# Interesting morning reading: CME and EMF



## JRHill02 (Jun 20, 2020)

An article in Wired.com caught my attention this AM's news feed. It is about grid resiliency, or more to the point, the lack of it. I have occasionally wondered and flagged the subject for more technical insight. My interest is this : Here Comes the Sun—to End Civilization

As best I can determine from my reading in the past a disconnected, off grid system can survive all but the worst of the worst Coronal Mass Ejection (CME). The grid systems not so much so. On the other hand, a Electro-Magnetic Field (EMF), not. So much so as they are very high intensity in a given perimeter, CAN kill everything electronic. Not just electrical but electronic and maybe people and livestock. Picture a points and condenser ignition vs a Electronic Control Module on newer rigs. The new rigs are dead. The older ones maybe not so. My old Kubota is an example... it uses electricity to start but nothing afterward. I can jump start it, maybe.

I'm not about to bury spares in a revetment faraday cage awaiting the Big one. So this is has been my question for a while. Can we survive the Big one? Read the article. Note that a CME can travel underground as well as wires. Your well pump?

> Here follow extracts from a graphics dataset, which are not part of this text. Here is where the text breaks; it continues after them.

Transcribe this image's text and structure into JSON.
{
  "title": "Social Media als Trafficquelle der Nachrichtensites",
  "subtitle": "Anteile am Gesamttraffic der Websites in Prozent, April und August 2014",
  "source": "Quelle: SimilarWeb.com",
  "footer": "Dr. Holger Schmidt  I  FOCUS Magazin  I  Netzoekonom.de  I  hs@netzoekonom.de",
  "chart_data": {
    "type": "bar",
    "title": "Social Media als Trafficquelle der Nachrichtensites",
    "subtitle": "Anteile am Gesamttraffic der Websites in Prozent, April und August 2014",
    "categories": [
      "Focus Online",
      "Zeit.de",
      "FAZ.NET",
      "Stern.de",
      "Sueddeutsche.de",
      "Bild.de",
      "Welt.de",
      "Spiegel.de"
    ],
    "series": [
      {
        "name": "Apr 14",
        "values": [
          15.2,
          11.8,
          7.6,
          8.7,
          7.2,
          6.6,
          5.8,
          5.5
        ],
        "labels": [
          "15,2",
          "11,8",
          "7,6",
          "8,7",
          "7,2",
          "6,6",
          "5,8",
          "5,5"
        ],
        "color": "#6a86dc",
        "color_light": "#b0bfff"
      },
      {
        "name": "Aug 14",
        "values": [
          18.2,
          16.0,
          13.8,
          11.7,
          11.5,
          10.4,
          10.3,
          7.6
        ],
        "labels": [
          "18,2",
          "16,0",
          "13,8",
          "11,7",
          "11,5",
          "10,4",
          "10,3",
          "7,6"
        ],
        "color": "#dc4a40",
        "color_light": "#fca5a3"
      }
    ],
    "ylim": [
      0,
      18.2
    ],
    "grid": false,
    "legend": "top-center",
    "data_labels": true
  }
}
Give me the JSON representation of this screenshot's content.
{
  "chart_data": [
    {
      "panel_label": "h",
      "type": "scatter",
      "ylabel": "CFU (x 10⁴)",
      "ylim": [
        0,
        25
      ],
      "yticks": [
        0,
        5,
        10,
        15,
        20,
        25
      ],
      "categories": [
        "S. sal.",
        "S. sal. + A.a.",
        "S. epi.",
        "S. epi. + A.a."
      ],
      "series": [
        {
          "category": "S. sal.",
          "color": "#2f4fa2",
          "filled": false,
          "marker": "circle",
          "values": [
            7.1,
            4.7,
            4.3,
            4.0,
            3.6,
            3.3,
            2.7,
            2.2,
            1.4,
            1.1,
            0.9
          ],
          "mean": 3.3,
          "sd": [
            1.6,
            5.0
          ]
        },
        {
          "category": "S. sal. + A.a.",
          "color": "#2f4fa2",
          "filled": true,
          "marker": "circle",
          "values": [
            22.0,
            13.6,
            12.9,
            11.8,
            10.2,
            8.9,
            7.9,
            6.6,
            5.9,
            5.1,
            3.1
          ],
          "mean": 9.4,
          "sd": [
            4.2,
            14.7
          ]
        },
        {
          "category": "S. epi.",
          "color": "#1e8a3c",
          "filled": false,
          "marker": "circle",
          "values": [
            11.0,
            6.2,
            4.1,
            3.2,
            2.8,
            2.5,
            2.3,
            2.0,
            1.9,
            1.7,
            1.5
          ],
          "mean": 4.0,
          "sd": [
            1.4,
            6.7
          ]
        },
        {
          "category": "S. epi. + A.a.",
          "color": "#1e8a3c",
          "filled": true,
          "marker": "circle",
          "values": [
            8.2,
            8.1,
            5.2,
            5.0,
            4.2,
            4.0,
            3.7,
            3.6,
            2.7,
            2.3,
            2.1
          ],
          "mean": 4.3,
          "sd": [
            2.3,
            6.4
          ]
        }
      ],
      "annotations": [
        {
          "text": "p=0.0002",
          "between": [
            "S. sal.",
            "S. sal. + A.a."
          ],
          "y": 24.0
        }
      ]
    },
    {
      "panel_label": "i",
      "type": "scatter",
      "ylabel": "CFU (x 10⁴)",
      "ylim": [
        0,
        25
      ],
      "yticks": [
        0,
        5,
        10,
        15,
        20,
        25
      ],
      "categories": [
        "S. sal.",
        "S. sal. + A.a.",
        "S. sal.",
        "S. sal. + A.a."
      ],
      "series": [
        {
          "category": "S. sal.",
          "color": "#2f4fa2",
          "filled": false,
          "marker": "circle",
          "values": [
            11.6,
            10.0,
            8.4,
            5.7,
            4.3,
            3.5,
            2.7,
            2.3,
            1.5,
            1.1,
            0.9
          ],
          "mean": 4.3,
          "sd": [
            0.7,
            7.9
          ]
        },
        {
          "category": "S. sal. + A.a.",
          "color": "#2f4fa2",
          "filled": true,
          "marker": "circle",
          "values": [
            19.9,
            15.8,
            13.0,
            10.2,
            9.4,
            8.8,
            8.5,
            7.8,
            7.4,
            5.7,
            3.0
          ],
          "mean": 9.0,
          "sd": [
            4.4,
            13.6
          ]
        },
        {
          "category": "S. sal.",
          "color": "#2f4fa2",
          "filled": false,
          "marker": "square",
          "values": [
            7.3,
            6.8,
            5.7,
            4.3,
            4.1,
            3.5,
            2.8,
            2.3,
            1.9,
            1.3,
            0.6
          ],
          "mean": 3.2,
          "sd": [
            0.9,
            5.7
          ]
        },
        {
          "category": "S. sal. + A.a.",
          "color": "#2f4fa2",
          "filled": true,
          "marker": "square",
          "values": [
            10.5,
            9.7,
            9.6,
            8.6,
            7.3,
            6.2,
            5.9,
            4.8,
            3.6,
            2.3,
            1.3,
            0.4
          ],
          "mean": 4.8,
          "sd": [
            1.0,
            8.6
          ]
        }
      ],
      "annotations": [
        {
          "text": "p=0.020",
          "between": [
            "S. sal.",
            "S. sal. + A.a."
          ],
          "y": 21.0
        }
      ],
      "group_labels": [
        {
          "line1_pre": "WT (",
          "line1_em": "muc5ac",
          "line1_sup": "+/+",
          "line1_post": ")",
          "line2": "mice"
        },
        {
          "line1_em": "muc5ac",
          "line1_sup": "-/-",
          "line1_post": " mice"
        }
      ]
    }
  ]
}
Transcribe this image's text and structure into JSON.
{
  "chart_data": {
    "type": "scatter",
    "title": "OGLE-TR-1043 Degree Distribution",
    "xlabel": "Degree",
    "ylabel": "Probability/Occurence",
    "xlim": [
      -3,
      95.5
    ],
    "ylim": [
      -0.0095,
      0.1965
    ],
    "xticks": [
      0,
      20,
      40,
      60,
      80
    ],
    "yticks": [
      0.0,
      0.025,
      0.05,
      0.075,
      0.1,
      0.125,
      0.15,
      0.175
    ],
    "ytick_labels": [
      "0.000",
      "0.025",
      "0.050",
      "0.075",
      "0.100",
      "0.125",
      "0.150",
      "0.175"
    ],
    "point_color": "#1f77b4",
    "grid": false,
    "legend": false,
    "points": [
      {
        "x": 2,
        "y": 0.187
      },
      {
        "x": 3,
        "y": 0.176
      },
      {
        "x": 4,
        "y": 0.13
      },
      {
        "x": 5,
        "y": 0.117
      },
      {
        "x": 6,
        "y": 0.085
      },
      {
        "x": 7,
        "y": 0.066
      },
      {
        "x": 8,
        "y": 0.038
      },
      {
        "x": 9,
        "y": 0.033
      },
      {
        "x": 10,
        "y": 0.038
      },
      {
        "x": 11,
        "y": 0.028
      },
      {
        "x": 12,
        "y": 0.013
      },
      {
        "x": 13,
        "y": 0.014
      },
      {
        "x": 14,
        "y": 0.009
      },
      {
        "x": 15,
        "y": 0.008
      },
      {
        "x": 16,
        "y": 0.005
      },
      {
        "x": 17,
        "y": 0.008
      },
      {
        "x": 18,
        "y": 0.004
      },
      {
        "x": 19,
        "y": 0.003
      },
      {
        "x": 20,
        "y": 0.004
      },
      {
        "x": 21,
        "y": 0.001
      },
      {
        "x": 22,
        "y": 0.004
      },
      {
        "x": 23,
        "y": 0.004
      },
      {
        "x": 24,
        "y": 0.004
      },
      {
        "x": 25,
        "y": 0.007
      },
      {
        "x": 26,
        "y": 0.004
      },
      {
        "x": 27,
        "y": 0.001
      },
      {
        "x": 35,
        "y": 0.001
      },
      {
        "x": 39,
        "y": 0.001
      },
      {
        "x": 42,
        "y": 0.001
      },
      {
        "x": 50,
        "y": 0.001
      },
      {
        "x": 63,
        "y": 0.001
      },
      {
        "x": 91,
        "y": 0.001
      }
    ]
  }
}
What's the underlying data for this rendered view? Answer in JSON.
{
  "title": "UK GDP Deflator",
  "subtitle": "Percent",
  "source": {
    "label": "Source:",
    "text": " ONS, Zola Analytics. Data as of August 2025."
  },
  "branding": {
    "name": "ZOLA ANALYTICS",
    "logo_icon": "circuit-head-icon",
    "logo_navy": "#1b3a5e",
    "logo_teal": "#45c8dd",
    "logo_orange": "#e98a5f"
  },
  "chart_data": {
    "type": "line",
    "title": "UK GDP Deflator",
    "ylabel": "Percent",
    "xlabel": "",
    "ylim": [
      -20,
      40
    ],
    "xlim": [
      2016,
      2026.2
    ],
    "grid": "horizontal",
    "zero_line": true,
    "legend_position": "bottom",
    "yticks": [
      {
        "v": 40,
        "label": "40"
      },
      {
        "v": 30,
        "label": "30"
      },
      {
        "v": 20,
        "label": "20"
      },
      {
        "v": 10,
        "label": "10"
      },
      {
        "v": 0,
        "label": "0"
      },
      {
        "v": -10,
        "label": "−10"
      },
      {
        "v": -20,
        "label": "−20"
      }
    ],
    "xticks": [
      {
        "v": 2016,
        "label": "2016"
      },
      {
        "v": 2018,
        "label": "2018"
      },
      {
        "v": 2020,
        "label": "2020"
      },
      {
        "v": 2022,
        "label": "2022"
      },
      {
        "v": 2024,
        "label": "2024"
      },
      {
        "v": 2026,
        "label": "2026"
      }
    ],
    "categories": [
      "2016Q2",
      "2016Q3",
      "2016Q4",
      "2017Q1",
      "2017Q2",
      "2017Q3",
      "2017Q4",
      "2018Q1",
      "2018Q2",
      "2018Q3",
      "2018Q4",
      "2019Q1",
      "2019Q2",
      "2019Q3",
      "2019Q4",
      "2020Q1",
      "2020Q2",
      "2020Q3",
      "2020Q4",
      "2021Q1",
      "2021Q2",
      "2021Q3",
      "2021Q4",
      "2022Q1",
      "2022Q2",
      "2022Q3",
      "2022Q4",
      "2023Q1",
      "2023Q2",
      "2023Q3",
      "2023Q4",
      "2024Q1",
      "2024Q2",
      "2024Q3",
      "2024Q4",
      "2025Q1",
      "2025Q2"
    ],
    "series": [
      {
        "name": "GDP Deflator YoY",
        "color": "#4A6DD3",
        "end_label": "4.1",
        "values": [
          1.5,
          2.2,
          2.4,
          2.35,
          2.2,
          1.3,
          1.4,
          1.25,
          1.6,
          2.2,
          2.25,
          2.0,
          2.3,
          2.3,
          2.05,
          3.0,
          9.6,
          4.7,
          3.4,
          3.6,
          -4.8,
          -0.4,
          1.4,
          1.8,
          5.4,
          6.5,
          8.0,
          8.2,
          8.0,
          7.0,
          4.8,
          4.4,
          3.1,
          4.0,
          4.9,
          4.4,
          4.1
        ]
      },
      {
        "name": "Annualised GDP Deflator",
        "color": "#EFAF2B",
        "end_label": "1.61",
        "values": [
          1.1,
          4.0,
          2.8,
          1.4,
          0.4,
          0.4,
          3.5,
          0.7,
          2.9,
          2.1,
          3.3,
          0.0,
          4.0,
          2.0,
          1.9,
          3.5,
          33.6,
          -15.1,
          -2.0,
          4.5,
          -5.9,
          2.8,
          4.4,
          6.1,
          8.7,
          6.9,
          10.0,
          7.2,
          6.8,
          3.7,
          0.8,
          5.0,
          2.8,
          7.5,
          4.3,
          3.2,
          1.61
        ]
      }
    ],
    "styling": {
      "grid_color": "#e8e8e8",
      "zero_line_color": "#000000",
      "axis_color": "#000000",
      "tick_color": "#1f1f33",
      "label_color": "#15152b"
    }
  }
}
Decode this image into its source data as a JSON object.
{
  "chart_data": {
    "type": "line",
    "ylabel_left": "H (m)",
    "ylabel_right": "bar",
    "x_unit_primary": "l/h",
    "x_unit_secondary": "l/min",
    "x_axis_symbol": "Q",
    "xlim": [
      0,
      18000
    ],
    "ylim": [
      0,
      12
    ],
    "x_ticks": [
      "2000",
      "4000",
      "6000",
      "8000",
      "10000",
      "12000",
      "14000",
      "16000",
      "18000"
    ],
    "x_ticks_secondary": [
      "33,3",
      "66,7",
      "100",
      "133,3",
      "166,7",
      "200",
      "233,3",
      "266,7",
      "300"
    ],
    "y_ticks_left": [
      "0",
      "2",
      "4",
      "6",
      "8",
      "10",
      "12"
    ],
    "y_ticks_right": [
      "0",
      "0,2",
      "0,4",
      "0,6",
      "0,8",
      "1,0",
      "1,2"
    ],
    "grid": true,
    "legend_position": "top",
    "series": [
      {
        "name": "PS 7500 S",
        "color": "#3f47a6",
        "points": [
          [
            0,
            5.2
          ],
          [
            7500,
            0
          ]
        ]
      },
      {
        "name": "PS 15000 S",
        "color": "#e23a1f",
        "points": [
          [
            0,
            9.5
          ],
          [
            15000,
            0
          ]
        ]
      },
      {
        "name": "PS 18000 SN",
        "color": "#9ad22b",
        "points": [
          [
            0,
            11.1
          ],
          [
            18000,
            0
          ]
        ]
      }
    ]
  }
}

In times past the ex put essential oils all over the place. She bought the sticky's for her cell phone. She did things around the house to ward off negative energy. When I added wIfI she had a tantrum. I didn't buy into that but when I was around high tension, cross country power lines that were popping and cracking, or that made the hair on my arm prickle.... I headed the other direction.

Thoughts?


----------



## VBF (Apr 15, 2017)

We see the signs. Working towards putting a wood stove in the house this summer and hopefully a hand pump on the well this fall. Those are our two biggest concerns if the grid fails or not.


----------



## JRHill02 (Jun 20, 2020)

I am not a tin foil hat guy. But what you have determined to do is absolutely reasonable regardless of power complications. We have an occasional weekend neighbor with a 40' water well, I think the pump is around 25'. He had a pump jack set in the same column above his electric pump. That is what he uses for the majority of his water needs. I think he has a wonderful resource.


----------



## Max Overhead (Feb 22, 2021)

The push for all electric everything is an excellent contrary indicator that the wise should go in the opposite direction. Wood heat and water you can draw by hand will never go out of style, and may save your life. As for EMF, this is why I don't have a router, or take/make calls when in transit, or talk on the phone in any other way than by speakerphone. The manual which comes with the phone has the CYA disclaimer that keeping it close to your body is not advised, but nobody reads it. What I wonder about is the people who are sitting on giant lithium batteries as they gallivant about town. How much EMF are they exposing themselves to?


----------



## damoc (Jul 14, 2007)

Good article my rule of thumb is if it shuts out all radio and cell phone its probably a pretty good faraday cage. I do want to protect some things such as a computer based homestead/prep library so this is one thing at least I want to put in a faraday cage. most everything else has a old school back up in the form of wood stove, wind powered water pump etc

Normally they talk about an EMP electro magnetic pulse when discussing made made electrical destruction not EMF electro magnetic field. Still sounds like it works though I think EMF in electronics stands for electro motive force as well as electro magnetic field. .


https://en.wikipedia.org/wiki/Electromotive_force


----------